Now here's a weird one. Someone got the idea of taking a serious novel by Somerset Maugham (The Razor's Edge and many others) and casting Gene Kelly and, of all people, Deanna Durbin in the leads -- talk about epic miscasting. True, neither of these actors exactly disgrace themselves, it's just that you can imagine what a wholly different picture this would have been with different leads. But in any case, it wouldn't have been much good. Lt Mason (an effective Dean Harens) has just been jilted by his fiancee when he meets up with a singer named "Jackie" (Durbin), whose real name is Abigail but who changed it after her husband, Robert (Kelly) was convicted of murder. Most of Christmas Holiday consists of flashbacks as Jackie pours out her story [seemingly at the drop of a hat] to the kind lieutenant. Robert remains a shadowy character, however, and we never really learn the details of his crime nor anything about his victim. We do get to know his strange mother (Gale Sondergaard), who does the best she can with another underwritten role. Richard Whorf, who later became a director, plays a reporter named Simon, and Gladys George is cast as Valerie, who runs the club that Jackie sings at.

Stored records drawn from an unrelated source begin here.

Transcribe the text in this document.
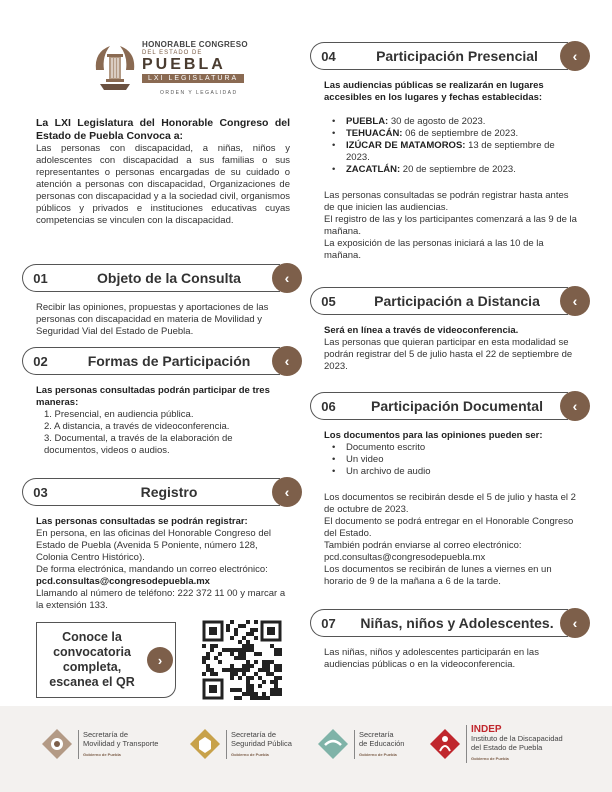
HONORABLE CONGRESO
DEL ESTADO DE
PUEBLA
LXI LEGISLATURA
ORDEN Y LEGALIDAD
La LXI Legislatura del Honorable Congreso del Estado de Puebla Convoca a:
Las personas con discapacidad, a niñas, niños y adolescentes con discapacidad a sus familias o sus representantes o personas encargadas de su cuidado o atención a personas con discapacidad, Organizaciones de personas con discapacidad y a la sociedad civil, organismos públicos y privados e instituciones educativas cuyas competencias se vinculen con la discapacidad.
01	Objeto de la Consulta	‹

Recibir las opiniones, propuestas y aportaciones de las personas con discapacidad en materia de Movilidad y Seguridad Vial del Estado de Puebla.

02	Formas de Participación	‹

Las personas consultadas podrán participar de tres maneras:

1. Presencial, en audiencia pública.
2. A distancia, a través de videoconferencia.
3. Documental, a través de la elaboración de documentos, videos o audios.
03	Registro	‹

Las personas consultadas se podrán registrar:

En persona, en las oficinas del Honorable Congreso del Estado de Puebla (Avenida 5 Poniente, número 128, Colonia Centro Histórico).

De forma electrónica, mandando un correo electrónico: pcd.consultas@congresodepuebla.mx

Llamando al número de teléfono: 222 372 11 00 y marcar a la extensión 133.

Conoce la convocatoria completa, escanea el QR
›
04	Participación Presencial	‹

Las audiencias públicas se realizarán en lugares accesibles en los lugares y fechas establecidas:

• PUEBLA: 30 de agosto de 2023.
• TEHUACÁN: 06 de septiembre de 2023.
• IZÚCAR DE MATAMOROS: 13 de septiembre de 2023.
• ZACATLÁN: 20 de septiembre de 2023.

Las personas consultadas se podrán registrar hasta antes de que inicien las audiencias.

El registro de las y los participantes comenzará a las 9 de la mañana.

La exposición de las personas iniciará a las 10 de la mañana.

05	Participación a Distancia	‹

Será en línea a través de videoconferencia.

Las personas que quieran participar en esta modalidad se podrán registrar del 5 de julio hasta el 22 de septiembre de 2023.

06	Participación Documental	‹

Los documentos para las opiniones pueden ser:

• Documento escrito
• Un video
• Un archivo de audio

Los documentos se recibirán desde el 5 de julio y hasta el 2 de octubre de 2023.

El documento se podrá entregar en el Honorable Congreso del Estado.

También podrán enviarse al correo electrónico:

pcd.consultas@congresodepuebla.mx

Los documentos se recibirán de lunes a viernes en un horario de 9 de la mañana a 6 de la tarde.

07	Niñas, niños y Adolescentes.	‹

Las niñas, niños y adolescentes participarán en las audiencias públicas o en la videoconferencia.

Secretaría de
Movilidad y Transporte
Gobierno de Puebla
Secretaría de
Seguridad Pública
Gobierno de Puebla
Secretaría
de Educación
Gobierno de Puebla
INDEP
Instituto de la Discapacidad
del Estado de Puebla
Gobierno de Puebla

Kelly does no singing or dancing, but Durbin gets to warble "Spring Will Be a Little Late This Year" and "Always," the film's signature tune. There's an interesting segue from a Beethoven concert to a dance club, but Christmas Holiday has the gall to use Wagner's liebestod from "Tristan and Isolde" to try to add dramatic heft to this kitsch. It doesn't work, although, ironically, the best scene in the movie has Kelly and Durbin listening to the music and being, quite understandably, moved by it. Durbin did seven more films before retiring four years later. Harens did two more films and then had a long list of credits in television.

Verdict: With these leads the fare should be much lighter. **.